Posts Tagged ‘Paz de la Huerta’

Enter the Void (Dir. Gaspar Noe)

Saturday, October 2nd, 2010

I had really high hopes for the latest twisting narrative from Gaspar Noe.  I’d been following the film since it’s been in production because the idea behind it was brilliant: it’s told from the perspective of the main character from beginning to end…except the main character dies half an hour into the film, so we follow his spirit as it soars around the city (and backwards and forwards in time).  We’ve seen the first-person perspective used in spurts in films like Strange Days, but it seems like Noe has not only employed it for the length of his film, but he’s also perfected it.  We truly feel as though we’re seeing the world through the main character’s eyes, rather than a man holding a video camera and running around.  In other words, I think the cinematography and look of this strange film is award-worthy, brilliant, some of the best I’ve ever seen.  Noe deserves special credit for envisioning and executing a film that is so visually complicated.

However, I don’t even want to describe the plot of the film for you because it’s really not worth it.  It’s got drugs, abortion, sex, prostitution, blood…and it’s all, true to Noe’s form, extremely graphic.  But sometimes Noe confuses the controversial and gratuitous with interesting.  The truth of the matter is that Oscar, the main character, didn’t need to be a drug dealer and his sister didn’t need to be a stripper/prostitute and the film didn’t need to be set in the flashing lights of Tokyo for it to hold our attention.  The sheer genius of the cinematography would have kept us focusing on anything, it’s just a shame that Noe couldn’t find a story that was worth telling.

Having said all that, I do think there are some profound points made here about the nature of life and death.  Clearly Noe has a view of death that is similar to a kind of Buddhist philosophy and there is even a (rather forced) mention of the Tibetan Book of the Dead.  But I don’t think the film is nearly as deep as Noe seems to think it is.  As I mentioned earlier, there is an abortion scene and it’s shown in graphic detail and I don’t know what the point is.  Is it trying to say something about the tenuous nature of life, how we are all on the precipice of death before we are even born?  It’s possible, but I don’t know if I could support that subtext by using the text of the film.

The film is divided into four parts: first we have Oscar alive, doing drugs in his apartment and walking through the streets of Tokyo as a semi-sentient human being until he is shot in a bathroom stall; the second part is Oscar’s life flashing before his eyes and this is not seen directly through Oscar’s eyes, but from behind his head so we see the back of his head in every scene as we learn the history of Oscar’s life and his strange relationship with his sister Linda that borders on the sexual; the third part is Oscar’s spirit floating around Tokyo, mostly following his sister as she has sex with guys; then the fourth part is, well, a surprise I suppose, but I will refer to it here as the “Love Hotel” sequence.  To hint at what takes place, I’ll just say: as I’ve spoken about, there is a deeply Buddhist philosophy running throughout the film.

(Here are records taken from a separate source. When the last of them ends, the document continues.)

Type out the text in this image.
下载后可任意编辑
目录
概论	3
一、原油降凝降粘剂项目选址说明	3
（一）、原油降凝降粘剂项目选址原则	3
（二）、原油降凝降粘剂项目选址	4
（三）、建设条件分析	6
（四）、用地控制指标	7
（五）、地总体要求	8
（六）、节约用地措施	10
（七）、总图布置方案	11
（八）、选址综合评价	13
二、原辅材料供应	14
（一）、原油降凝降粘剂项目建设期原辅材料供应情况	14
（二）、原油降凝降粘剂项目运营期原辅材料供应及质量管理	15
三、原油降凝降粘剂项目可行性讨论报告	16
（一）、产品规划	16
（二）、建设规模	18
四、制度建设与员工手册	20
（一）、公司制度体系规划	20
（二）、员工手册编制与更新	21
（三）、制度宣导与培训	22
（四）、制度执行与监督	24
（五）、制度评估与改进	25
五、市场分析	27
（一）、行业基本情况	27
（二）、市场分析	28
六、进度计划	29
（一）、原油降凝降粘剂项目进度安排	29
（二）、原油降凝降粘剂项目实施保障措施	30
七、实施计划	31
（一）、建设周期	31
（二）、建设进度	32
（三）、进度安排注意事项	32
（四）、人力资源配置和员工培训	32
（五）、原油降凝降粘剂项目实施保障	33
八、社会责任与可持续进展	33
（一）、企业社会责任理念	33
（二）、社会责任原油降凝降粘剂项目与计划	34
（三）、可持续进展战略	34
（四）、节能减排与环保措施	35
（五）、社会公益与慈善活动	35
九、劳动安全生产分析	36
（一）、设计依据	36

Visually speaking, the film is an absolute masterpiece.  I don’t like to throw that word around, but there it is.  If you ignore almost every other element of mise-en-scene, then Noe has pulled off one of the finest achievements of the year.  But unfortunately, there are a lot of areas where the film falls flat.  I’ve already spoken about the plot’s limitations (and lack of aspirations), but the acting is a problem as well.  We don’t see much of Nathaniel Brown as Oscar because we see the film through his eyes, but we see a lot of Paz de la Huerta as Linda and she is…well, she’s awful.  I’ve admired her work on Boardwalk Empire, but here she is just not a human being.  She is almost comically monotone throughout the film and then explodes into histrionics every once in a while, which is almost equally laughable.  There is a certain bravery in the way in which she allows Noe to sexualize, fetishize, and downright exploit her naked body, but it doesn’t say a whole lot about her “talent” an actress.

I think this is a film that is worth seeing and it’s one that I will surely watch again, just to bathe in the images of Noe and cinematographer Benoit Debie, who should be nominated for an Academy Award but probably won’t be.  I think Noe ultimately misses the mark with what he’s trying to accomplish, but what he gets right is SO right that it almost makes up for the deficiencies.